Вступительный вдохновенный набросок

Творение – таинство.

Художник, как натура заведомо творческая, увлекающаяся недосягаемым божественным началом начал, и высоконравственная по сути властного правления в ней святых тайн, способен со всей безмерной полнотой самоотвержения и нескрываемой изощренностью самомнения погрузиться в загадочную эмпирию собственного воображения, в ту гегемонию пресветлых истин подвластных лишь пречистому духу. Проецируя туманные ясности образов на плоской двухмерной поверхности, в скором времени придавая изображению на некогда белоснежном листе четкие очертания и формы изобразительных объектов посредством красящих веществ, художник ведает и познает, художник сохраняет и освобождает, созерцая, олицетворяет вездесущее потворство зримому и незримому влиянию потусторонних сил. Ибо ведомое бытие оканчивается с первым мгновенным мазком. С тем нагнетающим основополагающим прикосновением раскрывается неведомое близкое дальностью красочное пространство. Преображенные силуэты предстают в обличьях неразрешимой немыслимости, а идеалистические наброски возносят ввысь помыслы и рьяные движенья, порою безумно пространные, панически самодовольно они дирижируют твореньем, тогда как реалистичные этюды, наполненные витиеватым сарказмом и порою насмешливой лестью, глаголют вкрадчиво, ибо они молниеносны подобно оскорбленному взору. И иное многообразие характерных творческих манер, импульсивно отзывающихся на каждое действо творца, заключают в себе акт сотворения целого живого мира. На каждую мысль, невольно выпущенную стрелой амура, приходятся десятки оголенных чувств, принятых и отчужденных, но, в конце концов, воплощенных в нечто подвластное одухотворенной материи.

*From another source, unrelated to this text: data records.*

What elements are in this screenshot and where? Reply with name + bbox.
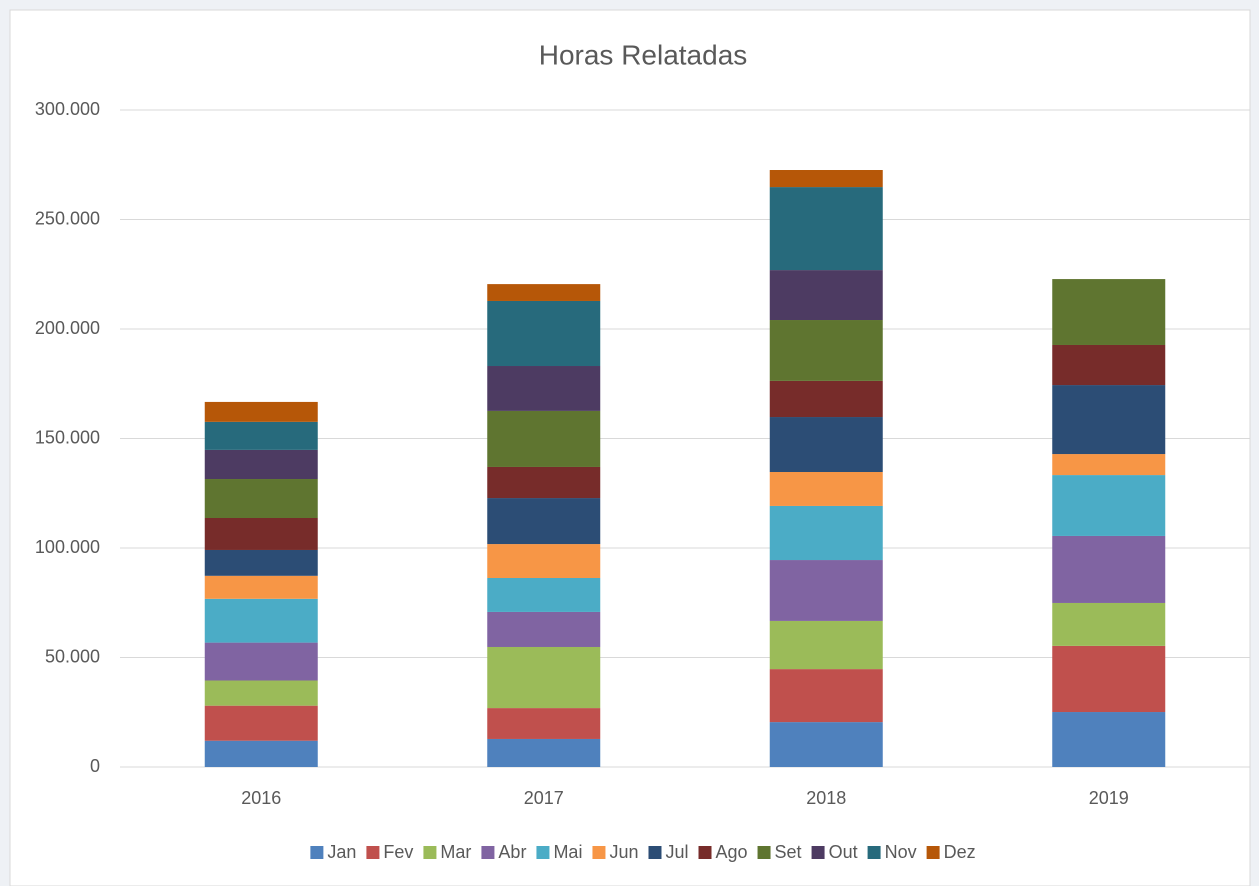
bar-segment — [204, 401, 318, 422]
bar-segment — [769, 187, 883, 271]
y-tick-label: 250.000 — [35, 208, 100, 228]
bar-segment — [487, 738, 601, 767]
legend-swatch — [310, 846, 324, 859]
bar-segment — [1052, 454, 1166, 476]
bar-segment — [487, 300, 601, 367]
bar-segment — [487, 366, 601, 411]
y-tick-label: 200.000 — [35, 318, 100, 338]
bar-segment — [769, 505, 883, 561]
legend-swatch — [926, 846, 940, 859]
legend-label: Nov — [885, 842, 917, 862]
bar-segment — [204, 642, 318, 681]
x-tick-label: 2017 — [524, 788, 564, 808]
chart-title: Horas Relatadas — [539, 39, 748, 70]
y-tick-label: 150.000 — [35, 427, 100, 447]
bar-segment — [204, 575, 318, 599]
bar-segment — [769, 669, 883, 723]
bar-segment — [487, 611, 601, 647]
bar-segment — [204, 479, 318, 518]
legend-swatch — [423, 846, 437, 859]
bar-segment — [204, 549, 318, 576]
bar-segment — [769, 320, 883, 381]
bar-segment — [769, 270, 883, 321]
y-tick-label: 50.000 — [45, 646, 100, 666]
bar-segment — [204, 740, 318, 767]
bar-segment — [769, 472, 883, 506]
y-tick-label: 0 — [90, 756, 100, 776]
legend-swatch — [536, 846, 550, 859]
legend-label: Fev — [383, 842, 413, 862]
bar-segment — [487, 466, 601, 499]
bar-segment — [487, 284, 601, 301]
legend-swatch — [481, 846, 495, 859]
legend-label: Mai — [553, 842, 582, 862]
legend-swatch — [366, 846, 380, 859]
bar-segment — [204, 705, 318, 741]
bar-segment — [487, 578, 601, 612]
legend-label: Dez — [944, 842, 976, 862]
bar-segment — [1052, 645, 1166, 713]
bar-segment — [1052, 475, 1166, 536]
legend-label: Ago — [716, 842, 748, 862]
bar-segment — [487, 498, 601, 545]
bar-segment — [769, 722, 883, 767]
x-tick-label: 2018 — [806, 788, 846, 808]
x-tick-label: 2019 — [1089, 788, 1129, 808]
y-tick-label: 100.000 — [35, 537, 100, 557]
legend-label: Set — [775, 842, 802, 862]
x-tick-label: 2016 — [241, 788, 281, 808]
bar-segment — [769, 380, 883, 418]
legend-label: Mar — [440, 842, 471, 862]
bar-segment — [1052, 279, 1166, 345]
bar-segment — [769, 170, 883, 188]
legend-swatch — [698, 846, 712, 859]
bar-segment — [204, 680, 318, 706]
legend-label: Abr — [498, 842, 526, 862]
y-tick-label: 300.000 — [35, 99, 100, 119]
legend-label: Jun — [609, 842, 638, 862]
bar-segment — [204, 517, 318, 550]
legend-swatch — [592, 846, 606, 859]
bar-segment — [1052, 535, 1166, 603]
bar-segment — [1052, 712, 1166, 767]
bar-segment — [487, 646, 601, 709]
bar-segment — [769, 417, 883, 473]
bar-segment — [487, 410, 601, 467]
legend-swatch — [867, 846, 881, 859]
bar-segment — [769, 620, 883, 670]
bar-segment — [1052, 344, 1166, 386]
bar-segment — [1052, 602, 1166, 646]
legend-label: Out — [829, 842, 858, 862]
legend-label: Jan — [327, 842, 356, 862]
legend-swatch — [648, 846, 662, 859]
legend-swatch — [811, 846, 825, 859]
legend-swatch — [757, 846, 771, 859]
bar-segment — [204, 421, 318, 450]
bar-segment — [487, 708, 601, 739]
legend-label: Jul — [665, 842, 688, 862]
bar-segment — [1052, 385, 1166, 455]
bar-segment — [487, 544, 601, 579]
bar-segment — [204, 449, 318, 480]
bar-segment — [769, 560, 883, 621]
bar-segment — [204, 598, 318, 643]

Воистину, истинный художник, тот, кто не понимает всем своим скудным человеческим осознанием прошлые движения своих десниц. Потому и столь очарованно созерцает окончательный результат трудов минувших дней. С припадочным ужасом взирает он на сотворенную картину, стеснительно отстраняется от нее, то ли борясь, то ли молясь. Он хватается за голову забубенную провидением. С ужасом разглядывает фаланги изогнутых пальцев, словно насквозь пропитавшиеся разноцветными пятнами краски, почерневшие от стертого в крошку угля или сточенного в щепки карандаша, они кажутся ему чужими, инородными посланниками блистательных целомудренных муз. И не в силах осмыслить то безвременное, но временное помешательство, тот притягательный исход из пространственного мироощущения в эфирное, тот переход из тлена в вечность, не в силах предать логике происходящее, минувшее и замышленное, он покорно склоняется на колени, обретая благодатное смирение. Ибо уподобиться на миг величью, не значит стать великим. Только оным благородным обликом смиряется прелесть гордости и клевета тщеславия, ибо истинному творцу чужды собственные возвышения, лишь дарованные крылья таланта милосердно вздымают его грузное тело, отягченное земным притяжением. Да и было б, чем возгордиться, чем славу себе обогатить, когда потеряв одно легковесное перышко, лишаешься всего насущного и несущественного.

Столь занимательно и эксцентрично вальсирует кисть творящей руки, словно дрожит при редкой встрече с любимой девой, когда вечно торопящееся время будто останавливается (или так происходит на самом деле) и ощущение бессмертия не покидает до самого расторжения уз умильного взгляда рожденного нежными утонченными чувствами. Таким образом, подражатель Творца испытывает нескончаемую любовь к своему дорогому творению, такому родному. Потому-то механизмы стрелок часов в реальности летят молниеносно, а при романтическом событии достопочтенно останавливаются, и кажется, будто умереть в то ярчайшее мгновение практически невозможно. Впрочем, прежде всего художник творит душой, и сей факт неоспоримый явственно означает скрытость неизъяснимых способностей и талантов всякого творца.

Как скупщики картин обыкновенно устанавливают неудобные сроки, тот день к коему запланированное произведение с должным успехом непосредственно должно быть готово, завершено, так и судьба требует от нас порою невыполнимые работы. Вот вам положенное время для созидания сильной души и покровительства над слабым телом, вот жизнь дарована – как предварительный рисунок твердым грифелем карандаша, дабы затем его перевели на бесконечное полотно земного бытия, и от тех крохотных штрихов зависит вечность. И мы устремляемся в те потусторонние дали, превозмогая удручающие утраты, переживая несоразмерные лишения, изнуряясь дикими испытаниями, выпадающими на нашу скоротечную долю. С каждым очередным взмахом роковой кисти, судьба изменяется. Мы творим картины или картины творят нас? Непостижимо то, что истинно, но с верою прикасается художник к неподвластному постижению.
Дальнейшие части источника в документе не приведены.